I am new to raising chickens but we received a black chicken from a friend of ours. I am not sure the breed but was very interested in finding out. If anyone has a clue please let me know. I will post pictures later after work.


----------



## robin416 (Sep 8, 2013)

Welcome. Yes, a good side shot of the bird would be very helpful in making an identification. 
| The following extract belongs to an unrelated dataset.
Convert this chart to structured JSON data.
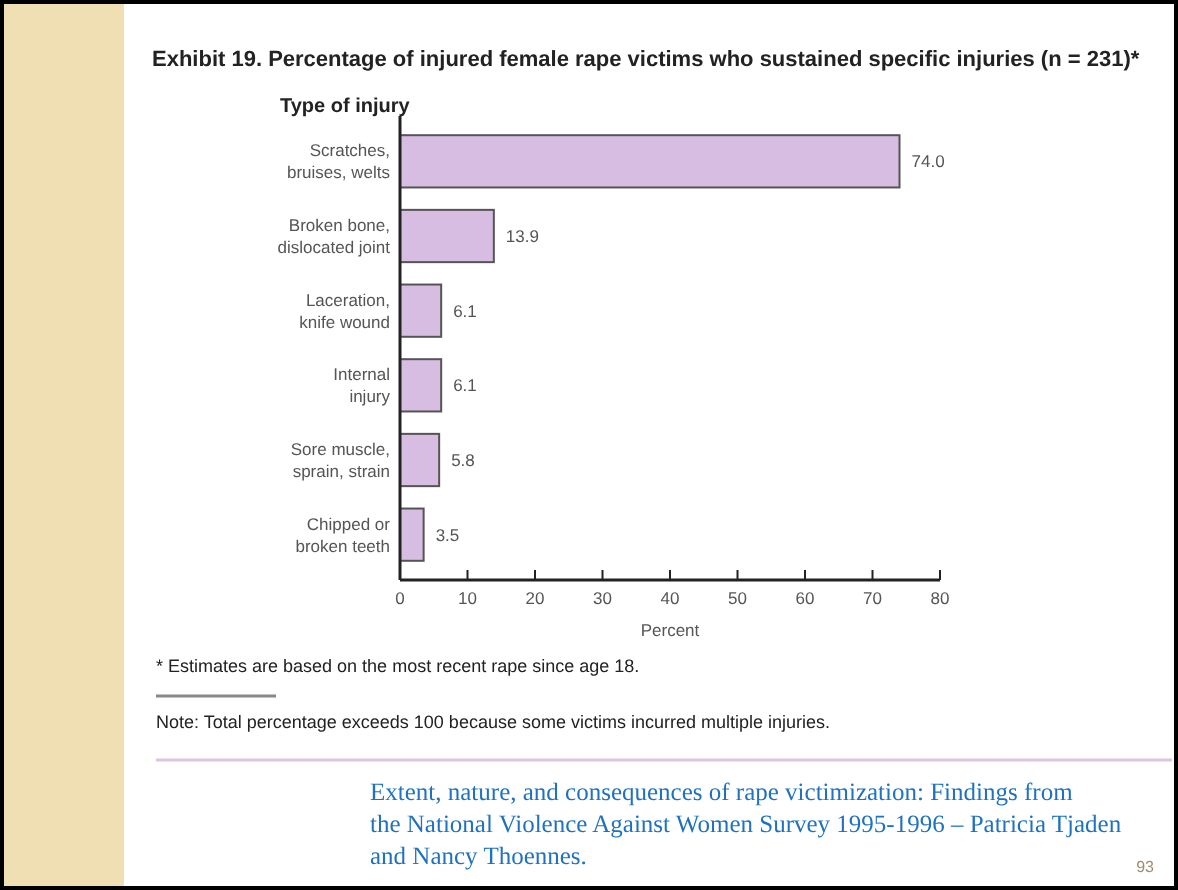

Chances are I'll have to pull others in to help ID the bird because unless I raised the breed I stink when it comes to IDing other breeds.


----------



## gdwood84 (Nov 12, 2019)

I will be happy to post a picture of her. She looks a lot like a Ayam Cemani by the pictures I have seen on the websites. Thank you and I am looking forward to making a lot of contacts


----------



## robin416 (Sep 8, 2013)

If you don't know the parentage there is also the possibility that she's mixed.


----------



## gdwood84 (Nov 12, 2019)




----------



## robin416 (Sep 8, 2013)

Scroll down to the bottom of the page to the Swedish black: https://www.mentalfloss.com/article/58852/11-beautiful-black-chickens

The tail, to me, is wrong and I don't see a larger comb of the Ayam C.


----------



## gdwood84 (Nov 12, 2019)

I agree with you on the comb. I am not sure of the age and not sure if the comb grows as they age. I ran across this same article when I was researching as well. Thank you for the help in identifying our chicken.


----------



## robin416 (Sep 8, 2013)

I'm giving a shout to one of our less active members, see if he can tell me I'm wrong once again. I think that's the only reason he shows up anymore.


----------



## Nm156 (May 16, 2015)

I'd guess a mixed breed. Ayams are expensive so they're usually not given away.


----------



## Maryellen (Jan 21, 2015)

Her wattles are not black, she is either a mix or a full ayem but a cull,as the breed is to be ALL black, with no leakage on wattles,combs ,inside mouths. No one gives away this breed unless they are culls or mixes


----------



## Sylie (May 4, 2018)

I have to agree on mixed. Maybe it's the pic but the head isn't shaped just right for either the swedish or the ayam. Makes me think mixed.


----------